Kubernetes Operators—When, how and the gotchas to keep in mind
Kubernetes Operators have now become mainstream. An Operator is essentially a Kubernetes Custom Controller managing one or more Custom Resources. The term Operator has become popular as it succinctly captures end result of what Custom Controller+Custom Resource combination is typically defined for, e.g.—declaratively managing a stateful software on Kubernetes (e.g.: databases, off-the-shelf web applications, ML workloads, etc.).
In technical terms, Custom Controller+Custom Resource combination is called ‘Custom Resource Definition’ (CRD). In the following post we use Operator and CRD interchangeably. Kubecon 2018 in Seattle had great customizing and extendibility track.
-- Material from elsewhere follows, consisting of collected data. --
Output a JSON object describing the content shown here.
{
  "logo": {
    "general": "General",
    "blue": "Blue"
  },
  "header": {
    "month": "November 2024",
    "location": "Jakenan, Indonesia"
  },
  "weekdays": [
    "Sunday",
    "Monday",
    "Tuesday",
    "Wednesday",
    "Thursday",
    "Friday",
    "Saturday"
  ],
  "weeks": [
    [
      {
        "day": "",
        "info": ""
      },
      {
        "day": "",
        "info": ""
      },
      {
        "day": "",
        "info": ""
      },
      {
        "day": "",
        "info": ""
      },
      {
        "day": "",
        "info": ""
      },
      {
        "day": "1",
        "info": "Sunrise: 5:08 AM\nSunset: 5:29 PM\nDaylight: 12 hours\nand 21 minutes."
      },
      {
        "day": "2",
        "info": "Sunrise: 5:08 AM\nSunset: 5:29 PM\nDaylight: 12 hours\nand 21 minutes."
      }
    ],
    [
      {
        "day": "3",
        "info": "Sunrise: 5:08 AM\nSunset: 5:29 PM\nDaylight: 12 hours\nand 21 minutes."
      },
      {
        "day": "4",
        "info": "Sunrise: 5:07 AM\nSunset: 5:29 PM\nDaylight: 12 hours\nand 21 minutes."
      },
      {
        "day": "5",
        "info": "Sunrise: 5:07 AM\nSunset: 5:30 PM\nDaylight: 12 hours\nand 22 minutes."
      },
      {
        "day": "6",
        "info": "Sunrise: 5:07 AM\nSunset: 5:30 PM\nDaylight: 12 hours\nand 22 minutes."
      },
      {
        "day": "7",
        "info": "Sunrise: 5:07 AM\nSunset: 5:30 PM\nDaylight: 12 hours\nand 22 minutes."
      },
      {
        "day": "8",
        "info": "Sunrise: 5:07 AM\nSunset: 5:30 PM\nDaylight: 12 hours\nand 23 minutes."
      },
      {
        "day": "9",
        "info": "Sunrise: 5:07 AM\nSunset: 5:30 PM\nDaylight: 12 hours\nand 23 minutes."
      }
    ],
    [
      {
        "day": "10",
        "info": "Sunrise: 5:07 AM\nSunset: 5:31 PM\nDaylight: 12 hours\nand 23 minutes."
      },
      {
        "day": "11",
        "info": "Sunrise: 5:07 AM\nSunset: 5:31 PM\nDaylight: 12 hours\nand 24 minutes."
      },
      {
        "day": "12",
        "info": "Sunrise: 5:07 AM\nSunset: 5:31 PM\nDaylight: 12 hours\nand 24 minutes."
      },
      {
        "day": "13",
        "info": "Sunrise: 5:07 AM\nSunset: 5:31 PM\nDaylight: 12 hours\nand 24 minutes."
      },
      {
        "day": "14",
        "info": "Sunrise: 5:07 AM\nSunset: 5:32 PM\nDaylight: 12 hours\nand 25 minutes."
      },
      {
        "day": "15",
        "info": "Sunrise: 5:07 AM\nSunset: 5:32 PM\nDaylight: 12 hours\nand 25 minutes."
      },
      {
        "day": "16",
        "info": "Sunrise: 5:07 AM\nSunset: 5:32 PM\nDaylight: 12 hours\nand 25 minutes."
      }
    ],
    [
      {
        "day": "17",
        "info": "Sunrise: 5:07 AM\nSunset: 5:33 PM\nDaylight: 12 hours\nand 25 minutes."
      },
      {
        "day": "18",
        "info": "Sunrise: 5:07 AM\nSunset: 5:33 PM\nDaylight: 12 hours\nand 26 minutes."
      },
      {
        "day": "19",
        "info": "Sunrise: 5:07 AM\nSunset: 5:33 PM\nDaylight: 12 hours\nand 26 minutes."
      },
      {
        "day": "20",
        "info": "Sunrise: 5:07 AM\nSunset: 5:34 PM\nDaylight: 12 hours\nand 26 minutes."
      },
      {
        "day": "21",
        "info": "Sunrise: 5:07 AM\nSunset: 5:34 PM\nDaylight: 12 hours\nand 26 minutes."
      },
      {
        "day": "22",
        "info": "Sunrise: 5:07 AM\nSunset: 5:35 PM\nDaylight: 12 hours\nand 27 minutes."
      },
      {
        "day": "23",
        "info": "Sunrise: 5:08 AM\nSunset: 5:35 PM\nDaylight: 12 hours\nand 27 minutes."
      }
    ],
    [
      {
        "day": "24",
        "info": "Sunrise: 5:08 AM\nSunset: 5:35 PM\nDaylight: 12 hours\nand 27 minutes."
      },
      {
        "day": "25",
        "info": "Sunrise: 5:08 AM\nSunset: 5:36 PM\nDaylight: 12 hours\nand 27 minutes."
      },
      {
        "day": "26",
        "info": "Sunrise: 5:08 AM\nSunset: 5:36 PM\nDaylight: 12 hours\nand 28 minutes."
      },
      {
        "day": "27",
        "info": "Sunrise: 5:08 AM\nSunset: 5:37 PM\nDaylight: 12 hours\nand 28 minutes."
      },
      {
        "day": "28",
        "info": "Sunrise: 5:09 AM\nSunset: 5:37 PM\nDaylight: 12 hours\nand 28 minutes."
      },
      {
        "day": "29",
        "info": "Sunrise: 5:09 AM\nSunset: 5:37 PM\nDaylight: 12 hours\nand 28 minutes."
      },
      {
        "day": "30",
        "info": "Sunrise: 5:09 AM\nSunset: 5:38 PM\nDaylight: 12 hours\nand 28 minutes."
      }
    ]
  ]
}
Presentations ranged from visionary, such as converting all Kubernetes constructs to CRDs, to examples of custom CRDs written for specific requirements, such as gaming server (Agones), workflow system (Airflow), Databases (Postgres Operator), proprietary SaaS products (Kolide), to Custom controllers without Custom Resources (Airbnb). Still, platform teams looking to build their own Operators face several questions regarding the overall approach, such as—which life-cycle actions of a software to automate using Operators? How to correctly model such actions using declarative primitives of a Custom Resource (the Custom Resource Spec)?
when to use Custom sub-resources? How to evaluate community Operators? Will different Custom Resources interoperate correctly?